それからそんな柔和な感じのまま「お医者さんというよりかは看護師さんになりたい。私...色々な人のお世話をしてみたい」と言う。
そして俺に向いてきた。
「春樹は?」という感じでだ。
「将来の夢は全く何も考えてない。...だけどお前がそう言うなら俺も福祉関係を学びたいな」
「...春樹...」
「学んでいて絶対に後悔はしないだろうしな」
「...そっか」
俺も宣言したかどうか忘れたがどっちにせよ今はそう思える。
何故なら...彼女が。
愛しい彼女がその分野に進むからだ。
俺は苦笑しながら愛花を見る。
愛花は赤くなりながら「お茶が飲みたいな」と言葉を発した。
「ああ。悪い。
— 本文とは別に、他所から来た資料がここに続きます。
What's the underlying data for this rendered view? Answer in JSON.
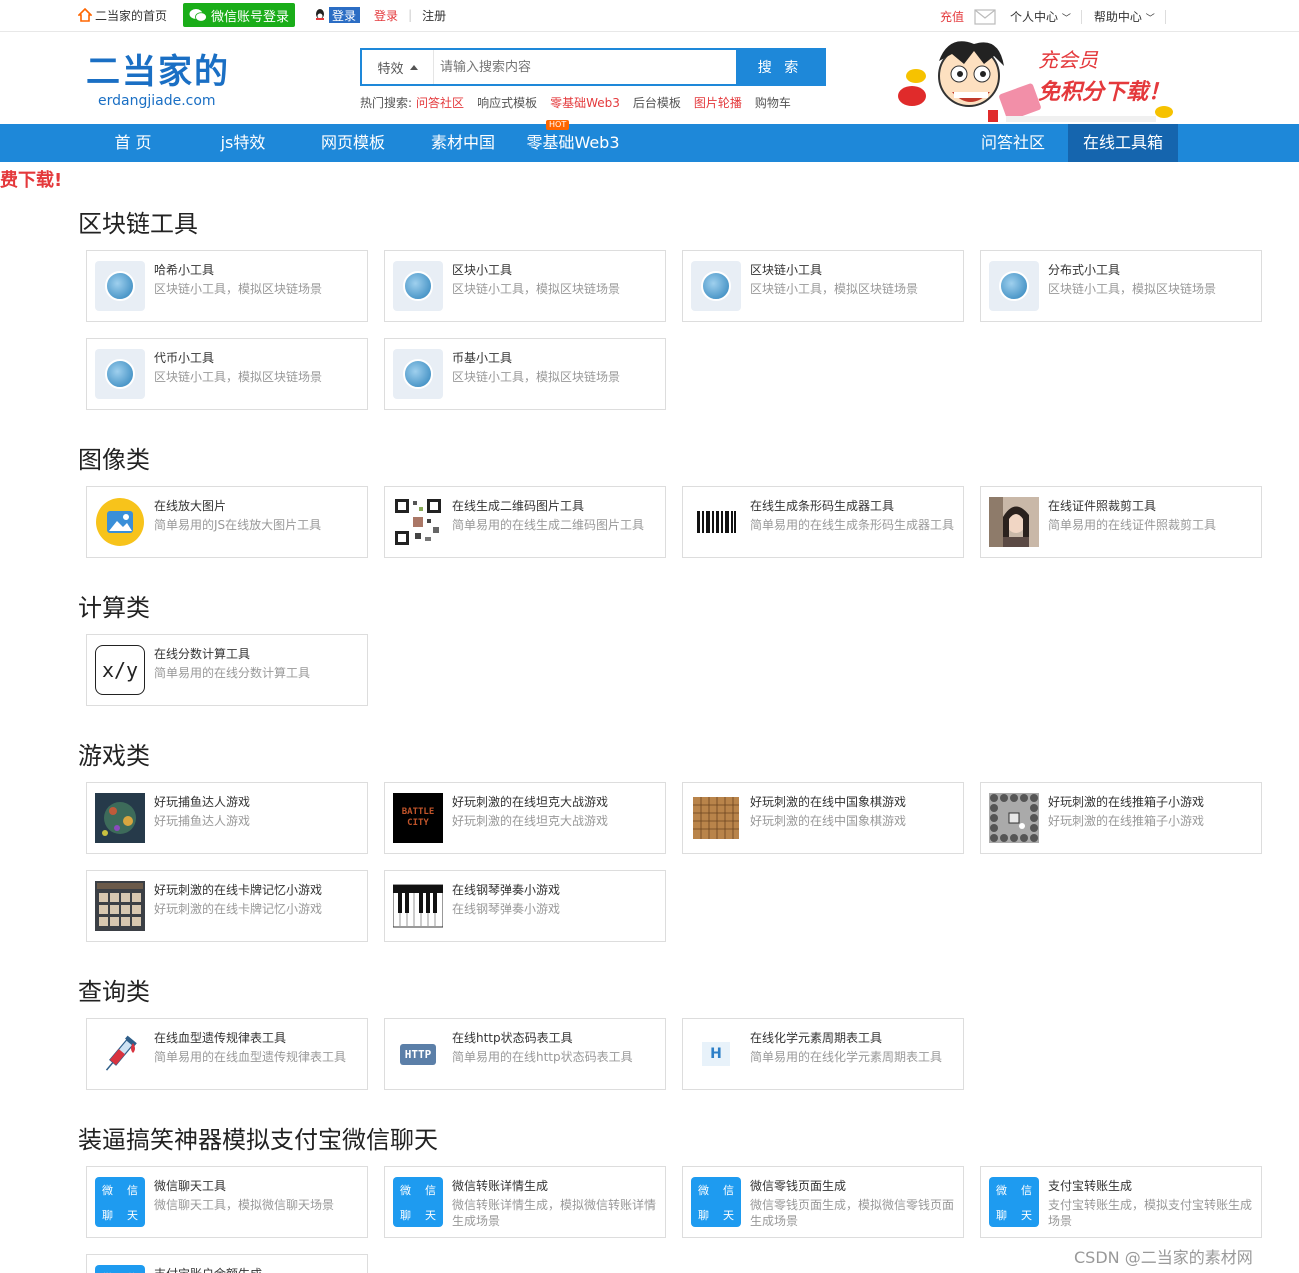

粗茶すらも出してないな」
「い、いや。今飲みたくなったから」
「...そうか?」
「うん」
そう答えながら愛花は麦茶を飲む。
それから一息ついた。
そんな愛おしい姿を見つつ俺も麦茶を飲む。
すると愛花は「...ゴメン。本当は恥ずかしくなって無理にお茶を飲まざるをえなかったんだ」と言ってくる。
「...とても...嬉しかった」
「...愛花...」
「同じ夢だから頑張れそうだよ」
「ひょっとしたら大学に行く時も一緒かもな」
「...そうだね。大学に行くなら一緒に行ける大学が良いよね」
「そうだな。俺的にはな」
そんな会話をしながら夢見る愛花を見る。
俺はその顔を見ながら顔を横に向けていると愛花は「...福祉で思い出したけど何も知らなかった」と言ってから俺を見てくる。
その顔で親の事だって一発で分かった。
「新台出たら打つタイプだったからな。幼い俺を置き去りにしてな」
「信じられない」
「...その埋め合わせをお前がしてくれた。仲間達がしてくれた。俺は返せない恩義を仲間達から貰ったんだ」
「親御さんの事。これからどうするの?」
「...縋って来てももう救いようがないと思う。俺は...もう会えるとも思わないし会いたくない。だからまあ2人で幸せになろう。愛花」
「私も親が狂っているから」と言いながら愛花は自嘲する。
俺は「だが借金をしている訳じゃ無い」と言う。
「破滅した訳でも無いしな」とも。
それから俺は愛花を見つめる。
「愛花。きっと親父さんは変わると思う」
「...そうかな。だったら良いな」
「...俺達が幸せになったら親父さんも認めるよ」
「...うん」
そして愛花の頭を撫でる。
それからよしよしをしながら笑顔になる俺。
だけど愛花はずっと不安げな顔で涙を浮かべていた。